I'm reading Ken Shoemake's explanation of quaternions in David Eberly's book Game Physics. In it, he defines the rotation matrix for a quaternion $q = x\mathbf{i} + y\mathbf{j} + z\mathbf{k} + w\mathbf{1}$ to be the product of two matrices:
$\begin{align} \mathbf{Q\overleftarrow{Q}}^T &= \begin{bmatrix} w & -z & y & x \\ z & w & -x & y \\ -y & x & w & z \\ -x & -y & -z & w \end{bmatrix} \begin{bmatrix} w & -z & y & -x \\ z & w & -x & -y \\ -y & x & w & -z \\ x & y & z & w \end{bmatrix} \\ &= \begin{bmatrix} \mathbf{R} & 0 \\ 0 & xx + yy + zz + ww \end{bmatrix} \end{align} $
where $ \mathbf{R} = \begin{bmatrix} ww - zz - yy + xx & -wz -zw + yx + xy & wy + zx + yw + xz \\ zw + wz + xy + yx & -zz + ww - xx + yy & zy - wx - xw + yz \\ -yw + xz - wy + zx & yz + xw + wx + zy & -yy - xx + ww + zz \end{bmatrix} $
I can follow this so far. $\mathbf{R}$ is easy to see from the rules of matrix multiplication. But then the book goes on to say that because the bottom right corner of the block matrix (ie, $xx + yy + zz + ww$) is $\textrm{N}(q)$, and because we're concerned with normalized rotations $\textrm{N}(q) = 1$, $\mathbf{R}$ can be simplified to
$ \begin{bmatrix} 1 - 2(z^2 + y^2) & 2(xy - wz) & 2(zx + wy) \\ 2(xy + wz) & 1-2(x^2 + z^2) & 2(yz - wx) \\ 2(zx - wy) & 2(yz + wx) & 1 - 2(x^2 + y^2) \end{bmatrix} $
I don't understand why the elements of the main diagonal can be simplified this way. How does $x^2 + w^2 - y^2 - z^2 = 1 - 2(z^2 + y^2)$? Does this only work because $x^2 + y^2 + z^2 + w^2 = 1$?

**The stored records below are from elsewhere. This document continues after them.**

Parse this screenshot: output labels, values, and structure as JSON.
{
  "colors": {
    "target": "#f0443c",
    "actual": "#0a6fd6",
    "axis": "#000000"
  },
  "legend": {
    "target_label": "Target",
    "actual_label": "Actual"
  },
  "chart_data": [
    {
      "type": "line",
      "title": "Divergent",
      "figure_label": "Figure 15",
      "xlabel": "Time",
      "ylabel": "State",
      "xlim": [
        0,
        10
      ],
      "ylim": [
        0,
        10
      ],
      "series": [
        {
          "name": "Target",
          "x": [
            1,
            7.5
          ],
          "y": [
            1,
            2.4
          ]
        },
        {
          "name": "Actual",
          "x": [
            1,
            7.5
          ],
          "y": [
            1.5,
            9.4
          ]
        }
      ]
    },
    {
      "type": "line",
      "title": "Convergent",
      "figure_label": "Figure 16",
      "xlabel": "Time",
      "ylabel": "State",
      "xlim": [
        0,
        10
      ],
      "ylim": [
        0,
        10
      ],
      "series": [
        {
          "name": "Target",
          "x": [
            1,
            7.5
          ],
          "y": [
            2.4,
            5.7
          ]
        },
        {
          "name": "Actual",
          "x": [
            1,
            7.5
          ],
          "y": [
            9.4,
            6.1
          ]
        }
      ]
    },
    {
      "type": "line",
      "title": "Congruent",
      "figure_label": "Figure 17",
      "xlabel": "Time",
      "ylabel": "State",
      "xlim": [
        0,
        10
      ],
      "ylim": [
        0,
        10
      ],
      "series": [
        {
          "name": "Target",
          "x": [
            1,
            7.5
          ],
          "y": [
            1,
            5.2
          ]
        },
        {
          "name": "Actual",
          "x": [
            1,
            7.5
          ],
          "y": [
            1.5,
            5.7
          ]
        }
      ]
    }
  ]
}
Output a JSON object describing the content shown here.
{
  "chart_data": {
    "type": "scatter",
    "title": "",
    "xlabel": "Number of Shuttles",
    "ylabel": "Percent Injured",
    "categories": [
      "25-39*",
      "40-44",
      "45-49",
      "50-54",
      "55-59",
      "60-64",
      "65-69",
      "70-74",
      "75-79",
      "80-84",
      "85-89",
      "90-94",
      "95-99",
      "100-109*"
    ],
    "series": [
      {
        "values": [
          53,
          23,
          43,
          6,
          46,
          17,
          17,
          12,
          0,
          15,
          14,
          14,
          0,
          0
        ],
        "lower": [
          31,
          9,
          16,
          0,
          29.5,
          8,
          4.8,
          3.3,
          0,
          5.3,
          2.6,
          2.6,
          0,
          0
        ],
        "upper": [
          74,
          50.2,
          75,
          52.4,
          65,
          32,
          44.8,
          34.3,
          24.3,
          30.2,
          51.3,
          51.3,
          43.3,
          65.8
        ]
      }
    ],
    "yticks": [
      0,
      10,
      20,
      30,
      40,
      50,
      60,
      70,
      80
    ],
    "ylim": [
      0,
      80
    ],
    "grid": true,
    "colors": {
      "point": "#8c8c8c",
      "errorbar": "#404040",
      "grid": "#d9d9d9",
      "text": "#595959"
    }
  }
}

Exactly, you can easily see that
$\begin{align}x^2 + w^2 - y^2 - z^2 &= x^2+w^2+(y^2-2y^2)+(z^2-2z^2) \\ &= \underbrace{x^2+w^2+y^2+z^2}_{=1} - 2(z^2+y^2) \\ &= 1 - 2(z^2 + y^2)\end{align}$
It works exactly the same way for all the entries of the diagonal.